The present invention relates generally to safety-related (or “failsafe”) systems comprising communication systems. More particularly, the present invention relates to methods and devices for detecting communication errors online and initiating failsafe reactions, designed to prevent workplace accidents, in response to intolerable levels of error.
In a failsafe system, the error-free operation of the underlying communication system contributes to the overall safety of the people and property using the system. This is, for example, important in manufacturing systems, where the malfunction of heavy equipment could cause severe personal injury or property damage. For instance, a manufacturing system may consist of a communications network with a CPU, a communication medium, a control device coupled with the communication medium, and a piece of manufacturing equipment controlled by the control device. The CPU in turn controls the control device. Because the output of the manufacturing equipment is affected by the instructions it receives from its controller and transitively from the communications medium, errors produced by the communications medium can affect the operation of the machinery and the overall safety of the system. A truly failsafe system, therefore, must incorporate some means to control errors generated by the communication medium.

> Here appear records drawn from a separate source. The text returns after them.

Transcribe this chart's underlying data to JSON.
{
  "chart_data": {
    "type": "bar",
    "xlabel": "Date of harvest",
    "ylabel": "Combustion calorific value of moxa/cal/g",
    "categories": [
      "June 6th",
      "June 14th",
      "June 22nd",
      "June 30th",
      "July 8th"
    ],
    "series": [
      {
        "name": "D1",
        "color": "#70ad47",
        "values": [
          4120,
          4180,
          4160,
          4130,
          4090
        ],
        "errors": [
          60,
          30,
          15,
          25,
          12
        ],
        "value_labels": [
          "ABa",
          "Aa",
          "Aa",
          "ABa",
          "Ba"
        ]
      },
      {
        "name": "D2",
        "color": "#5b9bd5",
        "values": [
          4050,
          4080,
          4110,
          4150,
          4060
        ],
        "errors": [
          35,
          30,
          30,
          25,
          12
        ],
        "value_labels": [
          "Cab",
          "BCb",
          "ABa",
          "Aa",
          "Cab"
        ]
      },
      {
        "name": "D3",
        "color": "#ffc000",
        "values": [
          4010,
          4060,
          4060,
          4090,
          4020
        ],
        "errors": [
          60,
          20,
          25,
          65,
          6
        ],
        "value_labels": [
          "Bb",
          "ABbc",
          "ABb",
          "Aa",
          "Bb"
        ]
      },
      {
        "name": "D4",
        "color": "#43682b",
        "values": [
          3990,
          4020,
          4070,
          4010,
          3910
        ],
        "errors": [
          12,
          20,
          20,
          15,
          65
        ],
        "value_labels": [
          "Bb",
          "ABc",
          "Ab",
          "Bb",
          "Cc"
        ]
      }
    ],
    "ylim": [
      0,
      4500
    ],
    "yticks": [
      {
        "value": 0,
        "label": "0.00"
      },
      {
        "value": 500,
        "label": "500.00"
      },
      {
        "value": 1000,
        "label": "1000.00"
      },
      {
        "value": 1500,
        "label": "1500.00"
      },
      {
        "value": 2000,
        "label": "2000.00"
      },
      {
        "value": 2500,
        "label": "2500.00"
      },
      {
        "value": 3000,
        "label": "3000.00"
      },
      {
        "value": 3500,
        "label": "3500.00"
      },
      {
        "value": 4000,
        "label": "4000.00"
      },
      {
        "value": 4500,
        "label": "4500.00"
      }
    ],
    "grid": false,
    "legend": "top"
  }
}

The need for failsafe communications can easily be seen in manufacturing, waste disposal, medicine, transportation, military and other applications.
In failsafe systems, having regard to a communication between failsafe (EN 61 508) peripheral units and failsafe CPU units, high demands must be made on these units. E.g., the “Berufsgenossenschaftliche Institut fü Arbeitssicherheit” [Institute for Safety at Work for Professional Associations] assumes that the bit error probability in communication media is adequately on average in the order of magnitude of 10−2 (see “Entwurf eines Grundsatzes für die Prüfung und Zertifizierung von Bussystemen für die Übertragung sicherheitsrelevanter Nachrichten [Design of a principle for checking and certifying bus systems for the transmission of safety-related messages] of 15.3.99), which necessitates very extensive safety measures. Realistic (bit) error probabilities are less than 10−5. Accordingly, the present invention reduces the required safety measures without loss of transmission reliability by monitoring the error probability online.
Further, the performance of failsafe systems is governed by various regulations and standards which are forthcoming or already in place. For example, the International Electrotechnical Commission has published IEC 61508 (hereby incorporated by reference), a standard aimed at software performance for safety-related or failsafe systems. IEC 61508 provides for different levels of safety referred to as Safety Integrity Levels 1-4 (SIL 1-4) (NOTE DIN 19250 uses AK levels 1-8 with similar meaning). The higher the SIL level the more critical the safety and therefore an increased need to reduce risk. IEC 61508 prescribes data corruption rates for safety-engineered systems of less than 10−6-10−5 errors per hour for SIL 1, less than 10−7-10−6 errors per hour for SIL 2, and less than 10−8-10−7 for SIL 3.
Thus, there is a need for failsafe communication systems in many industries. Further, there is a need for communication systems to maintain certain levels of data integrity to comply with standards and prevent accidents. Still further, there is a need for communication system to monitor their own data integrity and react to integrity losses to prevent accidents. Still further, there is a need to obviate the use of extensive anti-corruption measures that can be required of communications networks serving failsafe systems.